Das wird natürlich Gimbutas-Fans (diejenigen, die an ihren ideologisch aufgeladenen Hypothesen hängen) natürlich nicht davon abhalten, bei der Publikation mit dem Hinweis aufzuspringen: Aha, also Kurgan! (was das überhaupt mit "Kurgan" zu tun hat, ist oben mit Verweis auf Anthony erklärt, aber das interessiert beim "Aufsteigen" natürlich weniger :rofl: )



Heine schrieb:
Repräsentativität der untersuchten Proben. Möglicherweise erhielten sich vor allem die Skelette der besonders bestatteten Oberschicht.
Du hast das nochmal schön auf den Punkt gebracht. Dieses Problem wird vermutlich auch nicht mit weiteren Untersuchungen in östlicher Richtung geklärt, erhärtet sich aber vielleicht als Problem aus dem Nord-Süd-Gefälle der Verwandtschaft in Europa (was für "Oberschicht" oder die Mitnahme von Bestattungsritualen sprechen könnte)
 
Es gab keinen Bevölkerungswechsel und keine große Einwanderung von Menschen mit der Ausbreitung der Schnurkeramik. Aber meine Links liest hier wohl keiner, selbst wenn sie in deutsch sind.

Woher willst du das wissen?

Mit Beginn der Schnurkeramik kam es zu einem verhältnismäßig raschen Wechsel der Begräbnissitten. Die Bestattung in kollektiven Megalithgräbern wurde aufgegeben und ersetzt durch die Bestattung in Einzelgräbern, über die meist ein kleiner Erdhügel aufgeworfen wurde. Einige sehen in dieser Einzelgrabkultur den Hinweis auf eine neu eungewanderte Bevölkerungsschicht, die die Megalithbauern überformte und ihre eigene Kultur durchsetzte.

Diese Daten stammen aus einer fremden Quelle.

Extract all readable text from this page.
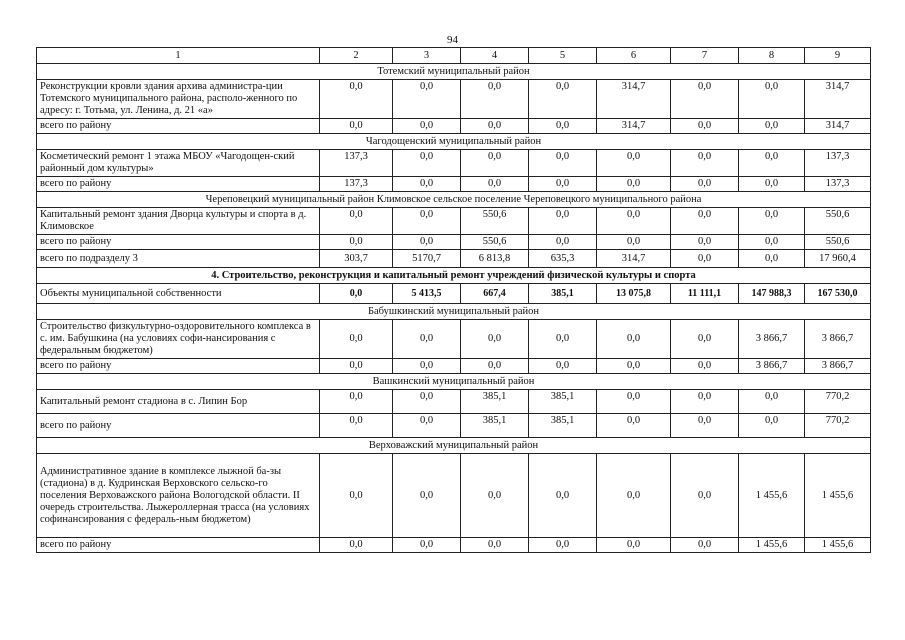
94
1	2	3	4	5	6	7	8	9
Тотемский муниципальный район								
Реконструкции кровли здания архива администра-ции Тотемского муниципального района, располо-женного по адресу: г. Тотьма, ул. Ленина, д. 21 «а»	0,0	0,0	0,0	0,0	314,7	0,0	0,0	314,7
всего по району	0,0	0,0	0,0	0,0	314,7	0,0	0,0	314,7
Чагодощенский муниципальный район								
Косметический ремонт 1 этажа МБОУ «Чагодощен-ский районный дом культуры»	137,3	0,0	0,0	0,0	0,0	0,0	0,0	137,3
всего по району	137,3	0,0	0,0	0,0	0,0	0,0	0,0	137,3
Череповецкий муниципальный район Климовское сельское поселение Череповецкого муниципального района								
Капитальный ремонт здания Дворца культуры и спорта в д. Климовское	0,0	0,0	550,6	0,0	0,0	0,0	0,0	550,6
всего по району	0,0	0,0	550,6	0,0	0,0	0,0	0,0	550,6
всего по подразделу 3	303,7	5170,7	6 813,8	635,3	314,7	0,0	0,0	17 960,4
4. Строительство, реконструкция и капитальный ремонт учреждений физической культуры и спорта								
Объекты муниципальной собственности	0,0	5 413,5	667,4	385,1	13 075,8	11 111,1	147 988,3	167 530,0
Бабушкинский муниципальный район								
Строительство физкультурно-оздоровительного комплекса в с. им. Бабушкина (на условиях софи-нансирования с федеральным бюджетом)	0,0	0,0	0,0	0,0	0,0	0,0	3 866,7	3 866,7
всего по району	0,0	0,0	0,0	0,0	0,0	0,0	3 866,7	3 866,7
Вашкинский муниципальный район								
Капитальный ремонт стадиона в с. Липин Бор	0,0	0,0	385,1	385,1	0,0	0,0	0,0	770,2
всего по району	0,0	0,0	385,1	385,1	0,0	0,0	0,0	770,2
Верховажский муниципальный район								
Административное здание в комплексе лыжной ба-зы (стадиона) в д. Кудринская Верховского сельско-го поселения Верховажского района Вологодской области. II очередь строительства. Лыжероллерная трасса (на условиях софинансирования с федераль-ным бюджетом)	0,0	0,0	0,0	0,0	0,0	0,0	1 455,6	1 455,6
всего по району	0,0	0,0	0,0	0,0	0,0	0,0	1 455,6	1 455,6
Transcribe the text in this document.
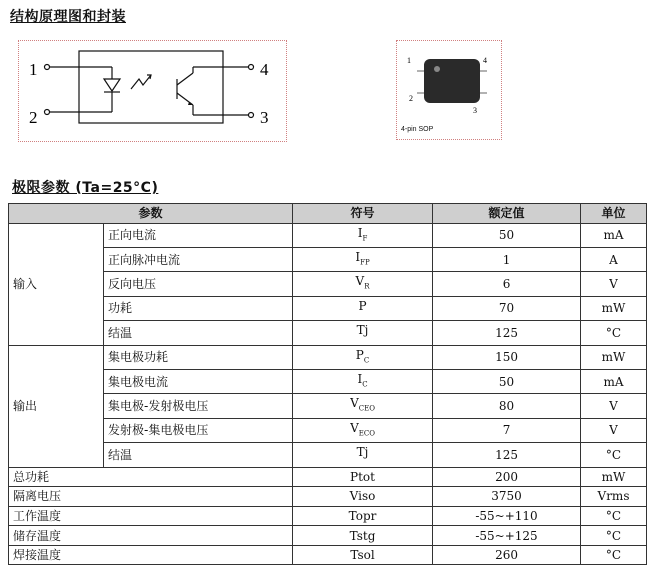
结构原理图和封装
1
2	3
4	1
2
3
4
4-pin SOP
极限参数 (Ta=25°C)
参数		符号	额定值	单位
输入	正向电流	$I_F$	50	mA
	正向脉冲电流	$I_{FP}$	1	A
	反向电压	$V_R$	6	V
	功耗	P	70	mW
	结温	Tj	125	°C
输出	集电极功耗	$P_C$	150	mW
	集电极电流	$I_C$	50	mA
	集电极-发射极电压	$V_{CEO}$	80	V
	发射极-集电极电压	$V_{ECO}$	7	V
	结温	Tj	125	°C
总功耗		Ptot	200	mW
隔离电压		Viso	3750	Vrms
工作温度		Topr	-55~+110	°C
储存温度		Tstg	-55~+125	°C
焊接温度		Tsol	260	°C
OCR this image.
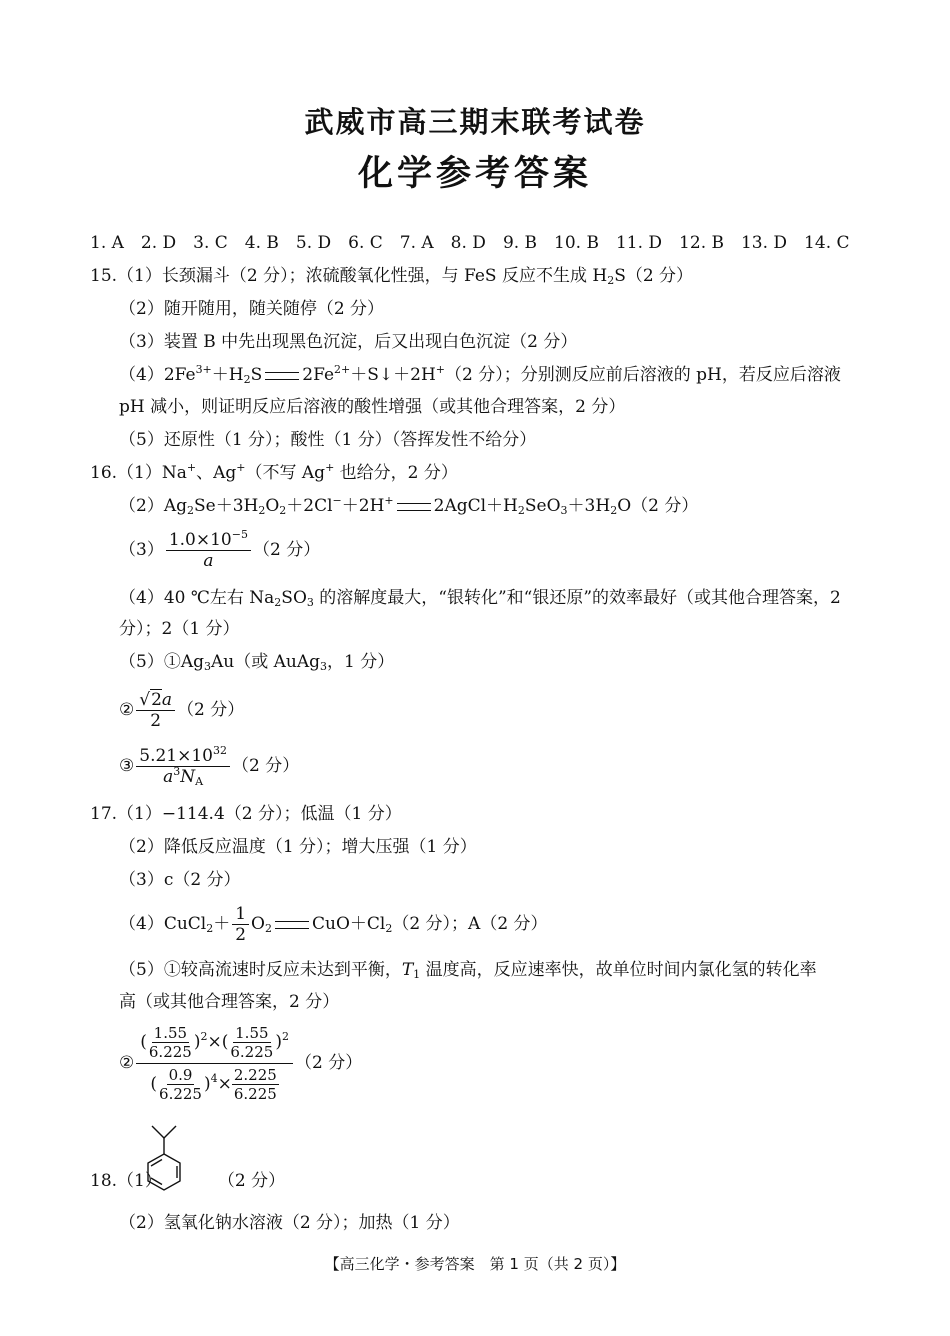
武威市高三期末联考试卷
化学参考答案
1. A　2. D　3. C　4. B　5. D　6. C　7. A　8. D　9. B　10. B　11. D　12. B　13. D　14. C
15.（1）长颈漏斗（2 分）；浓硫酸氧化性强，与 FeS 反应不生成 $H_2S(2$ 分）
（2）随开随用，随关随停（2 分）
（3）装置 B 中先出现黑色沉淀，后又出现白色沉淀（2 分）
$(4)2Fe^{3+}+H_2S$ $2Fe^{2+}+S↓+2H^+(2$ 分）；分别测反应前后溶液的 pH，若反应后溶液
pH 减小，则证明反应后溶液的酸性增强（或其他合理答案，2 分）
（5）还原性（1 分）；酸性（1 分）（答挥发性不给分）
16.（1）Na+、Ag+（不写 Ag+ 也给分，2 分）
$(2)Ag_2Se+3H_2O_2+2Cl^-+2H^+$ $2AgCl+H_2SeO_3+3H_2O(2$ 分）
$(3) \frac{1.0\times 10^{-5}}{a} (2$ 分）
（4）40 ℃左右 $Na_2SO_3$ 的溶解度最大，“银转化”和“银还原”的效率最好（或其他合理答案，2
分）；2（1 分）
$(5)①Ag_3Au$（或 AuAg$_3$，1 分）
② $\frac{√2a}{2} (2$ 分）
③ $\frac{5.21\times 10^{32}}{a^3N_A} (2$ 分）
17.（1）−114.4（2 分）；低温（1 分）
（2）降低反应温度（1 分）；增大压强（1 分）
（3）c（2 分）
（4）CuCl$_2$＋ $\frac{1}{2} O_2$ $CuO+Cl_2(2$ 分）；A（2 分）
（5）①较高流速时反应未达到平衡，$T_1$ 温度高，反应速率快，故单位时间内氯化氢的转化率
高（或其他合理答案，2 分）
② $\frac{( \frac{1.55}{6.225} )^2\times( \frac{1.55}{6.225} )^2}{( \frac{0.9}{6.225} )^4\times \frac{2.225}{6.225}} (2$ 分）
18.（1）	（2 分）
（2）氢氧化钠水溶液（2 分）；加热（1 分）
【高三化学・参考答案　第 1 页（共 2 页）】
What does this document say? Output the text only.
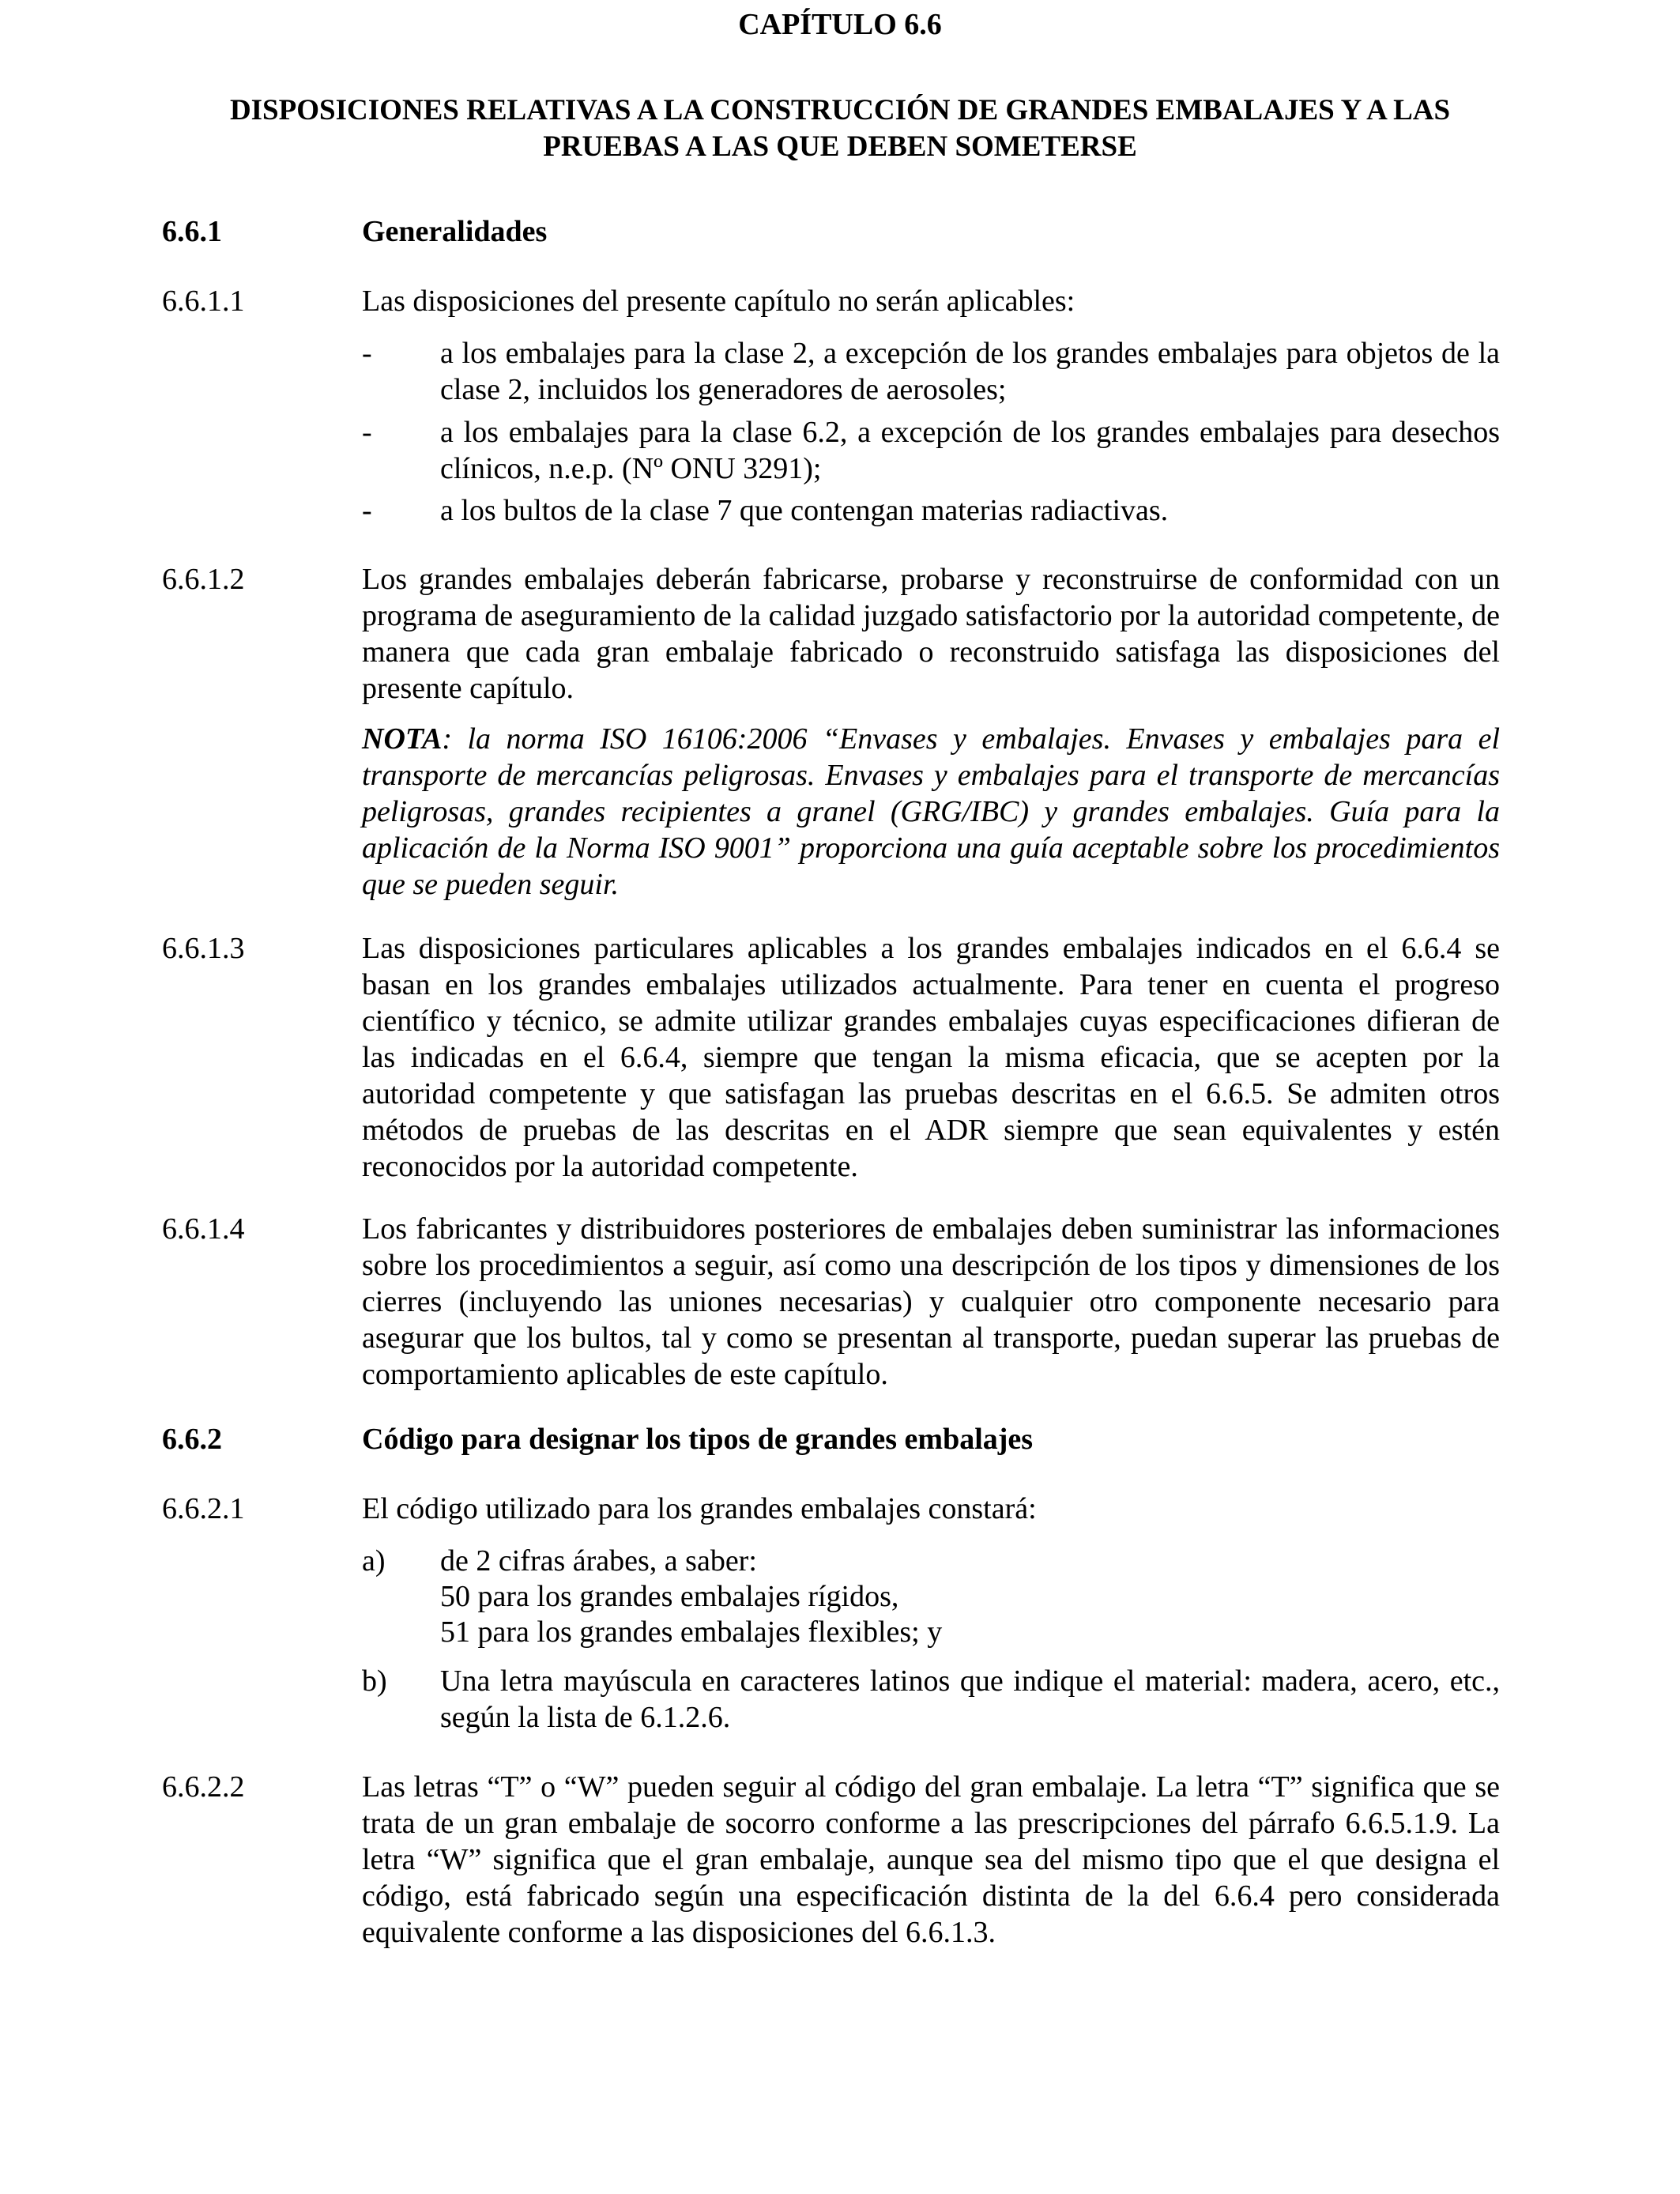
CAPÍTULO 6.6
DISPOSICIONES RELATIVAS A LA CONSTRUCCIÓN DE GRANDES EMBALAJES Y A LAS PRUEBAS A LAS QUE DEBEN SOMETERSE
6.6.1	Generalidades
6.6.1.1	Las disposiciones del presente capítulo no serán aplicables:
-	a los embalajes para la clase 2, a excepción de los grandes embalajes para objetos de la clase 2, incluidos los generadores de aerosoles;
-	a los embalajes para la clase 6.2, a excepción de los grandes embalajes para desechos clínicos, n.e.p. (Nº ONU 3291);
-	a los bultos de la clase 7 que contengan materias radiactivas.
6.6.1.2	Los grandes embalajes deberán fabricarse, probarse y reconstruirse de conformidad con un programa de aseguramiento de la calidad juzgado satisfactorio por la autoridad competente, de manera que cada gran embalaje fabricado o reconstruido satisfaga las disposiciones del presente capítulo.
NOTA: la norma ISO 16106:2006 “Envases y embalajes. Envases y embalajes para el transporte de mercancías peligrosas. Envases y embalajes para el transporte de mercancías peligrosas, grandes recipientes a granel (GRG/IBC) y grandes embalajes. Guía para la aplicación de la Norma ISO 9001” proporciona una guía aceptable sobre los procedimientos que se pueden seguir.
6.6.1.3	Las disposiciones particulares aplicables a los grandes embalajes indicados en el 6.6.4 se basan en los grandes embalajes utilizados actualmente. Para tener en cuenta el progreso científico y técnico, se admite utilizar grandes embalajes cuyas especificaciones difieran de las indicadas en el 6.6.4, siempre que tengan la misma eficacia, que se acepten por la autoridad competente y que satisfagan las pruebas descritas en el 6.6.5. Se admiten otros métodos de pruebas de las descritas en el ADR siempre que sean equivalentes y estén reconocidos por la autoridad competente.
6.6.1.4	Los fabricantes y distribuidores posteriores de embalajes deben suministrar las informaciones sobre los procedimientos a seguir, así como una descripción de los tipos y dimensiones de los cierres (incluyendo las uniones necesarias) y cualquier otro componente necesario para asegurar que los bultos, tal y como se presentan al transporte, puedan superar las pruebas de comportamiento aplicables de este capítulo.
6.6.2	Código para designar los tipos de grandes embalajes
6.6.2.1	El código utilizado para los grandes embalajes constará:
a) de 2 cifras árabes, a saber:
50 para los grandes embalajes rígidos,
51 para los grandes embalajes flexibles; y
b) Una letra mayúscula en caracteres latinos que indique el material: madera, acero, etc., según la lista de 6.1.2.6.
6.6.2.2	Las letras “T” o “W” pueden seguir al código del gran embalaje. La letra “T” significa que se trata de un gran embalaje de socorro conforme a las prescripciones del párrafo 6.6.5.1.9. La letra “W” significa que el gran embalaje, aunque sea del mismo tipo que el que designa el código, está fabricado según una especificación distinta de la del 6.6.4 pero considerada equivalente conforme a las disposiciones del 6.6.1.3.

Es gibt keinen Beweis, dass die Yamnaja indogermanisch sprachen, geschweige denn die indogermanische Ursprache.

Nein, natürlich gibt es keinen solchen Beweis, weswegen die Kurgan-Hypothese eben eine Hypothese ist. Festgemacht wurde sie von Marija Gimbutas an den so genannten "Kurgan-Hügeln", die von der kaspisch-pontischen Steppe bis zu den schnurkeramischen Kulturen in Mitteleururopa verbreitet sind. Ferner an gesellschaftlichen, sozialen und religiösen Strukturen, die Gimbutas und ihre Verfechter als "typisch indogermanisch" ansehen, wobei sie sich auf den Sprachschatz der hypothetisch erschlossenen Grund(Ur)sprache stützen.

Denn dem müsste ja so sein, denn sonst könnten in den europäische Gewässernamen keine Wortschatzelemente aus einer Zeit enthalten sind, als die indoeuropäische Sprache noch nicht in einzelne Sprachen getrennt war. Auch Wortschatzelemente die ausschließlich in der indischen, tocharische, iranische Sprache enthalten sind.

Nach Hans Krahe und seiner Alteuropäischen Hydronomie sind die europäischen Gewässernamen "urindogermanisch" und bilden die tiefste Sprachschicht. Das würde für eine autochthone europäische Herkunft der PIE sprechen. Allerdings gibt es auch Gegenstimmen.

"Bis heute existiert kein Konsens über das Alter und die Herkunft der Namen; es wird sogar bezweifelt, dass sie überhaupt einer einheitlichen Sprachfamilie entstammen und die Ähnlichkeiten nicht auf Zufall beruhen. Das grundsätzliche Problem besteht darin, dass die ursprünglichen Bedeutungen der Namen unbekannt sind und daher die Bedeutungsseite der Wortgleichungen fehlt."
 
Das Problem bei Krahe ist doch, dass er jeden Ortsnamen irgendwie mit einem Sumpf oder Fließgewässer verbinden wollte. Das wurde schon zu seinen Lebzeiten verworfen.